思えば、70年代になってセッション・ミュージシャンを知ることによって、誰かのアルバムにその名を見つけると、聴いたことのないアルバムの音楽的傾向を推測したりして聴き方がどんどんマニアックになっていったし、同時に音楽界も優れたセッション・ミュージシャンが、それぞれ得意の音楽傾向を持ちながらも、あちこちに顔を出していた時代だったと思う。
僕の中では1974年がパンクロック以前のロックにとっての黄金時代のピークであり、セッション・ミュージシャンが重宝される(という言い方は失礼な感じだけれど)時代は、パンクロック登場までだったんじゃないかと思っている。その意味からも、映画「セッションマン」に出てくる人たちが築いたロックは、今ではクラシックロックと呼ばれ聴き継がれてはいるが(パックロックにさえ「クラシックパンクロック」というのがあるようだが)、歴史上の大いなる遺産となってしまった感は否めないと思う。「リアルタイムとしての背景」から切り離された分、純粋に音楽として楽しんだり研究したりすることができるのは一つのメリットだと思うものの、ポピュラー音楽であるからにはリアルタイムなものにこそ価値があるのだとも言えると思う。
さて、映画では、上述のPaddy MilnerやChuck LeavellがNickyのフレーズをデモしてみせるのだが、比較する事自体無理があるとは承知の上で、やはり、Nickyのタッチは独特で真似など出来ないものだと悟った。

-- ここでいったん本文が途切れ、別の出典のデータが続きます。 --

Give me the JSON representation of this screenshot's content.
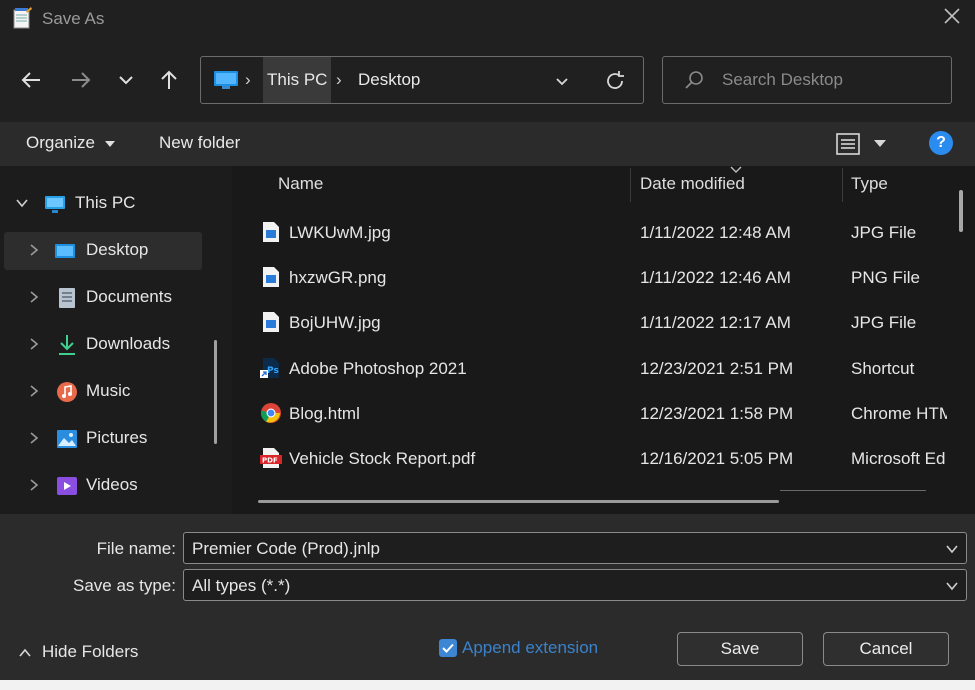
{
  "window": {
    "title": "Save As"
  },
  "nav": {
    "breadcrumb": [
      "This PC",
      "Desktop"
    ],
    "search_placeholder": "Search Desktop"
  },
  "toolbar": {
    "organize": "Organize",
    "new_folder": "New folder"
  },
  "sidebar": {
    "items": [
      {
        "label": "This PC",
        "icon": "monitor-icon"
      },
      {
        "label": "Desktop",
        "icon": "desktop-icon"
      },
      {
        "label": "Documents",
        "icon": "documents-icon"
      },
      {
        "label": "Downloads",
        "icon": "download-icon"
      },
      {
        "label": "Music",
        "icon": "music-icon"
      },
      {
        "label": "Pictures",
        "icon": "pictures-icon"
      },
      {
        "label": "Videos",
        "icon": "videos-icon"
      }
    ]
  },
  "columns": [
    "Name",
    "Date modified",
    "Type"
  ],
  "files": [
    {
      "name": "LWKUwM.jpg",
      "date": "1/11/2022 12:48 AM",
      "type": "JPG File",
      "icon": "image-file-icon"
    },
    {
      "name": "hxzwGR.png",
      "date": "1/11/2022 12:46 AM",
      "type": "PNG File",
      "icon": "image-file-icon"
    },
    {
      "name": "BojUHW.jpg",
      "date": "1/11/2022 12:17 AM",
      "type": "JPG File",
      "icon": "image-file-icon"
    },
    {
      "name": "Adobe Photoshop 2021",
      "date": "12/23/2021 2:51 PM",
      "type": "Shortcut",
      "icon": "photoshop-shortcut-icon"
    },
    {
      "name": "Blog.html",
      "date": "12/23/2021 1:58 PM",
      "type": "Chrome HTM",
      "icon": "chrome-icon"
    },
    {
      "name": "Vehicle Stock Report.pdf",
      "date": "12/16/2021 5:05 PM",
      "type": "Microsoft Ed",
      "icon": "pdf-icon"
    }
  ],
  "form": {
    "file_name_label": "File name:",
    "file_name_value": "Premier Code (Prod).jnlp",
    "save_type_label": "Save as type:",
    "save_type_value": "All types (*.*)"
  },
  "footer": {
    "hide_folders": "Hide Folders",
    "append_extension": "Append extension",
    "append_checked": true,
    "save": "Save",
    "cancel": "Cancel"
  }
}
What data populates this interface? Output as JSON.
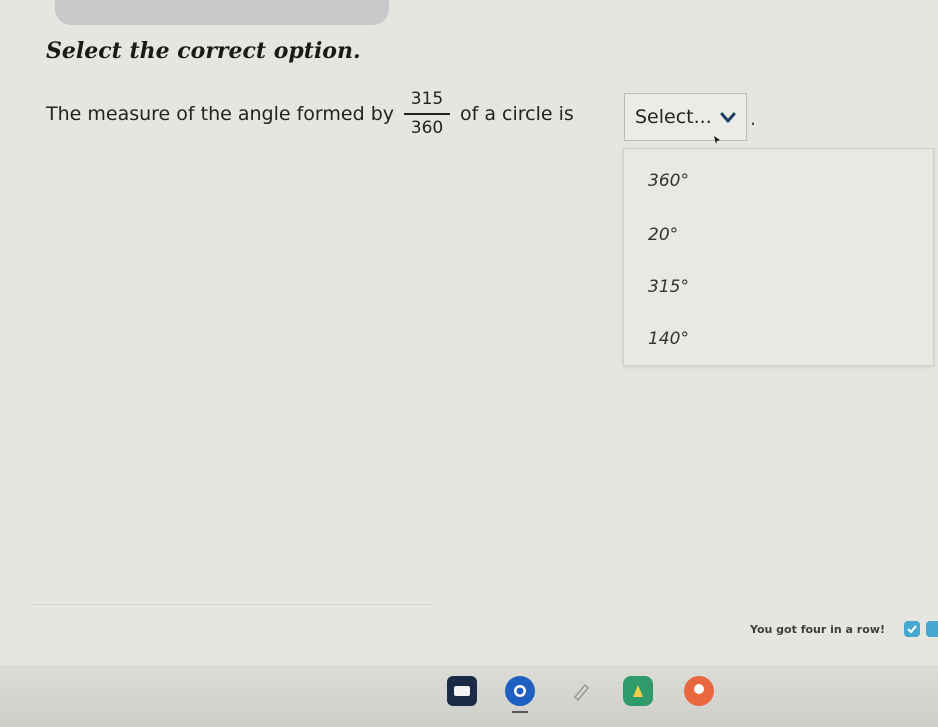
{
  "instruction": "Select the correct option.",
  "question": {
    "prefix": "The measure of the angle formed by",
    "numerator": "315",
    "denominator": "360",
    "suffix": "of a circle is",
    "end_punct": "."
  },
  "select": {
    "current": "Select...",
    "options": [
      "360°",
      "20°",
      "315°",
      "140°"
    ]
  },
  "footer": {
    "message": "You got four in a row!"
  },
  "taskbar": {
    "icons": [
      "files-icon",
      "chrome-icon",
      "pen-icon",
      "drive-icon",
      "assistant-icon"
    ]
  },
  "colors": {
    "background": "#e6e6e0",
    "accent": "#46a7cf"
  }
}
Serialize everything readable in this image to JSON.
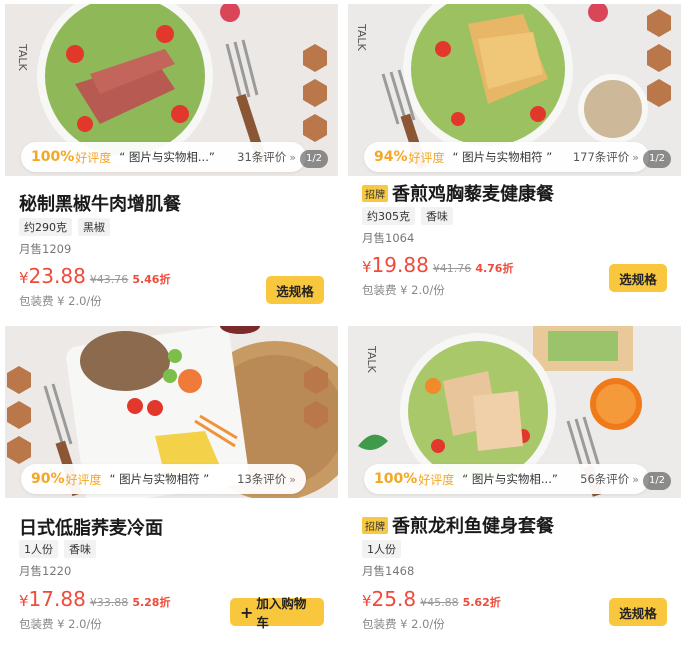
{
  "cards": [
    {
      "good_percent": "100%",
      "good_label": "好评度",
      "quote": "“ 图片与实物相...”",
      "reviews": "31条评价",
      "pager": "1/2",
      "badge": "",
      "title": "秘制黑椒牛肉增肌餐",
      "tags": [
        "约290克",
        "黑椒"
      ],
      "monthly": "月售1209",
      "currency": "¥",
      "price": "23.88",
      "original_price": "¥43.76",
      "discount": "5.46折",
      "packing_fee": "包装费 ¥ 2.0/份",
      "button": "选规格",
      "button_icon": ""
    },
    {
      "good_percent": "94%",
      "good_label": "好评度",
      "quote": "“ 图片与实物相符 ”",
      "reviews": "177条评价",
      "pager": "1/2",
      "badge": "招牌",
      "title": "香煎鸡胸藜麦健康餐",
      "tags": [
        "约305克",
        "香味"
      ],
      "monthly": "月售1064",
      "currency": "¥",
      "price": "19.88",
      "original_price": "¥41.76",
      "discount": "4.76折",
      "packing_fee": "包装费 ¥ 2.0/份",
      "button": "选规格",
      "button_icon": ""
    },
    {
      "good_percent": "90%",
      "good_label": "好评度",
      "quote": "“ 图片与实物相符 ”",
      "reviews": "13条评价",
      "pager": "",
      "badge": "",
      "title": "日式低脂荞麦冷面",
      "tags": [
        "1人份",
        "香味"
      ],
      "monthly": "月售1220",
      "currency": "¥",
      "price": "17.88",
      "original_price": "¥33.88",
      "discount": "5.28折",
      "packing_fee": "包装费 ¥ 2.0/份",
      "button": "加入购物车",
      "button_icon": "+"
    },
    {
      "good_percent": "100%",
      "good_label": "好评度",
      "quote": "“ 图片与实物相...”",
      "reviews": "56条评价",
      "pager": "1/2",
      "badge": "招牌",
      "title": "香煎龙利鱼健身套餐",
      "tags": [
        "1人份"
      ],
      "monthly": "月售1468",
      "currency": "¥",
      "price": "25.8",
      "original_price": "¥45.88",
      "discount": "5.62折",
      "packing_fee": "包装费 ¥ 2.0/份",
      "button": "选规格",
      "button_icon": ""
    }
  ],
  "colors": {
    "accent_orange": "#f5a623",
    "price_red": "#f04a3a",
    "button_yellow": "#f8c73d",
    "badge_yellow": "#f7c842"
  },
  "icons": {
    "chevron": "chevron-down-icon",
    "plus": "plus-icon"
  },
  "photo_watermark": "TALK"
}
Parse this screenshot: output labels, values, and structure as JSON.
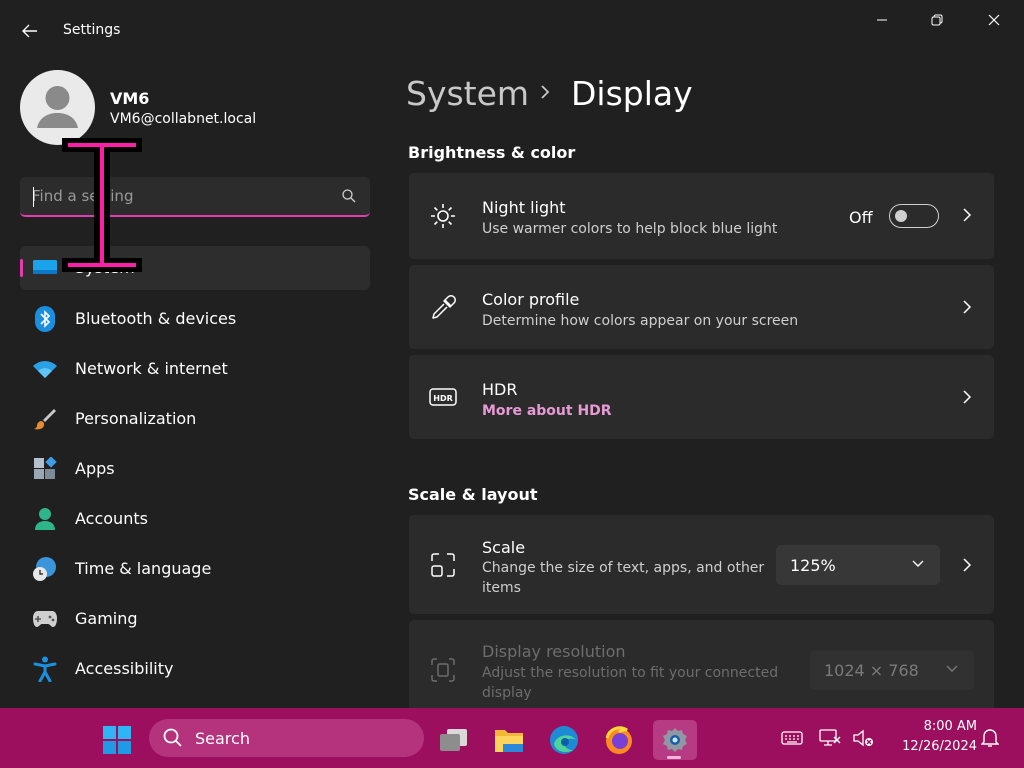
{
  "window": {
    "title": "Settings"
  },
  "profile": {
    "name": "VM6",
    "email": "VM6@collabnet.local"
  },
  "search": {
    "placeholder": "Find a setting",
    "value": ""
  },
  "nav": {
    "items": [
      {
        "label": "System",
        "icon": "system-icon",
        "selected": true
      },
      {
        "label": "Bluetooth & devices",
        "icon": "bluetooth-icon"
      },
      {
        "label": "Network & internet",
        "icon": "wifi-icon"
      },
      {
        "label": "Personalization",
        "icon": "brush-icon"
      },
      {
        "label": "Apps",
        "icon": "apps-icon"
      },
      {
        "label": "Accounts",
        "icon": "accounts-icon"
      },
      {
        "label": "Time & language",
        "icon": "time-language-icon"
      },
      {
        "label": "Gaming",
        "icon": "gamepad-icon"
      },
      {
        "label": "Accessibility",
        "icon": "accessibility-icon"
      }
    ]
  },
  "breadcrumb": {
    "parent": "System",
    "current": "Display"
  },
  "sections": {
    "brightness": {
      "title": "Brightness & color",
      "night_light": {
        "title": "Night light",
        "desc": "Use warmer colors to help block blue light",
        "state_label": "Off",
        "on": false
      },
      "color_profile": {
        "title": "Color profile",
        "desc": "Determine how colors appear on your screen"
      },
      "hdr": {
        "title": "HDR",
        "link": "More about HDR"
      }
    },
    "scale_layout": {
      "title": "Scale & layout",
      "scale": {
        "title": "Scale",
        "desc": "Change the size of text, apps, and other items",
        "value": "125%"
      },
      "resolution": {
        "title": "Display resolution",
        "desc": "Adjust the resolution to fit your connected display",
        "value": "1024 × 768"
      }
    }
  },
  "taskbar": {
    "search_label": "Search",
    "clock_time": "8:00 AM",
    "clock_date": "12/26/2024",
    "apps": [
      "start-icon",
      "task-view-icon",
      "file-explorer-icon",
      "edge-icon",
      "firefox-icon",
      "settings-icon"
    ]
  },
  "colors": {
    "accent": "#e33bb1",
    "taskbar": "#9c0e5e",
    "background": "#202020",
    "card": "#2b2b2b"
  }
}
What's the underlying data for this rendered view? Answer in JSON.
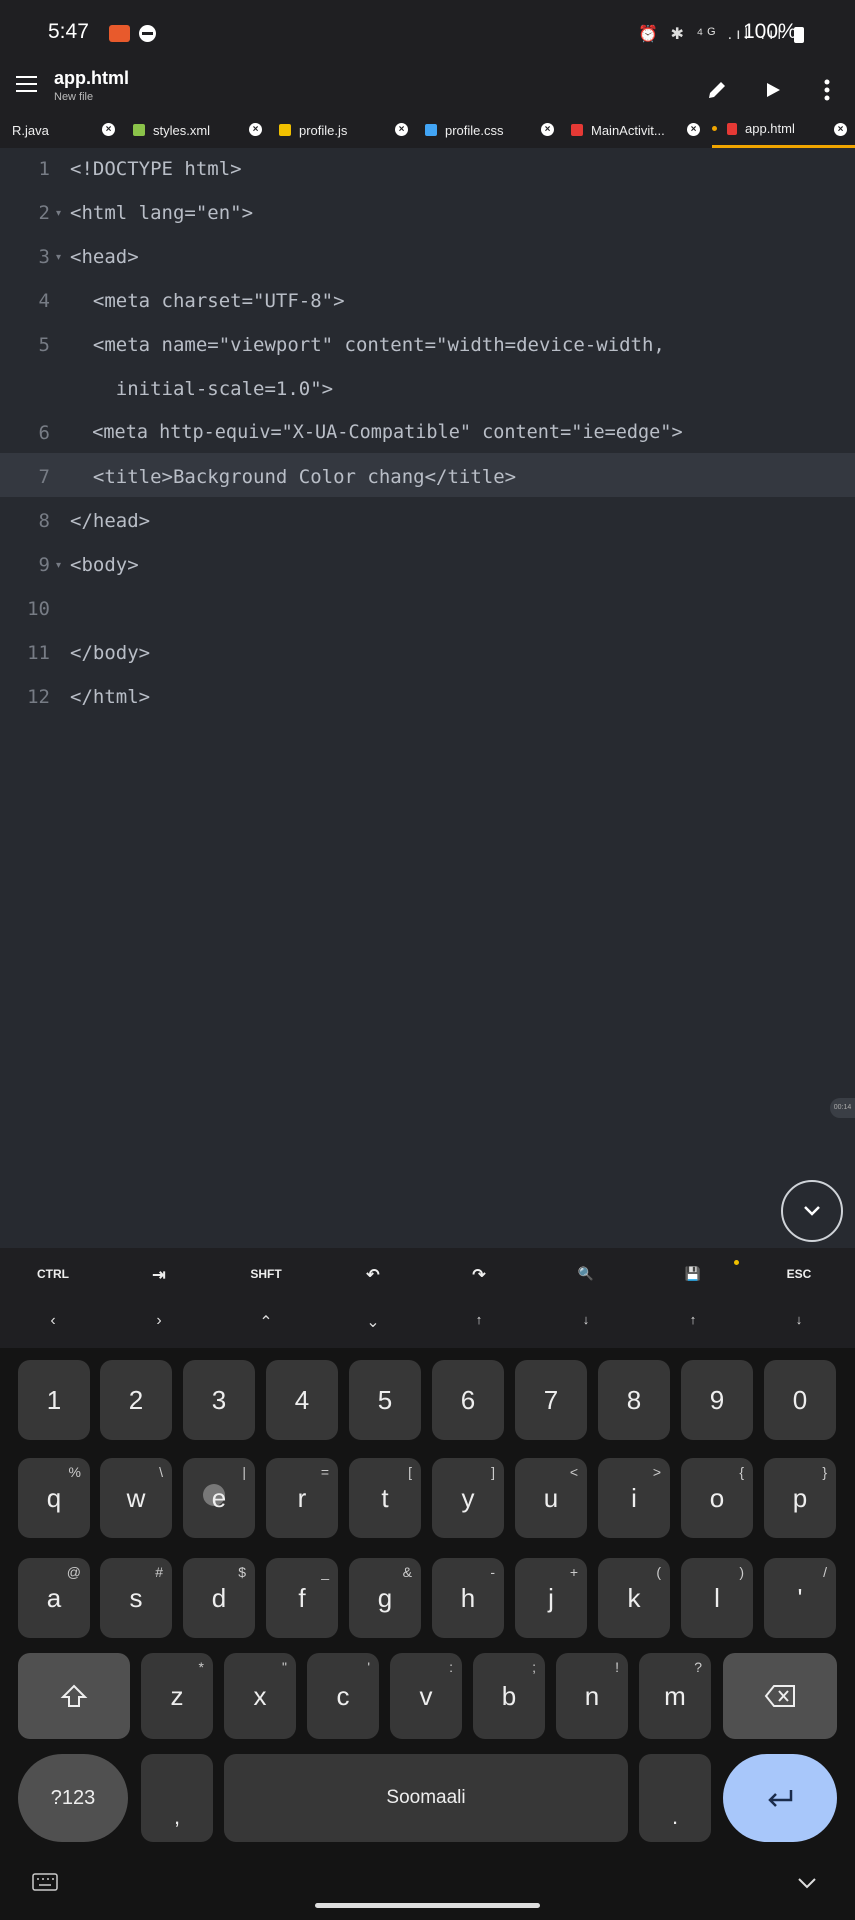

クラシック音楽の素養とブルース、ガスプー、ブギウギといった音楽の両方に優れていたがゆえに、誰にも真似ることができないプレイとフレーズを繰り出すことができたのだと思うし、演奏は肉体でやるものである以上、その人物のフィジカルな佇まいや性格も作り出す音楽に大きな影響を与えているのだと改めて感じた。
年齢のことでもう一つあるのは、ニッキーに影響を受けた若いミュージシャンも絶対いるはずとは思うものの、誰がそうなのか、すぐに出てこないが、あの時代は2度と来ないし、いまにニッキーをインパースンで知る人がすっかりいなくなってしまう時代は必ずやってくる訳で(ニッキーに限ったことではないが)、このような映画が作られて、この後も残っていくことを考えると、ニッキーの人生のうちのほんの微々たる90分であるけれども、レコードからは知り得ないことを知ることができるのは、本当によかったと思うのである。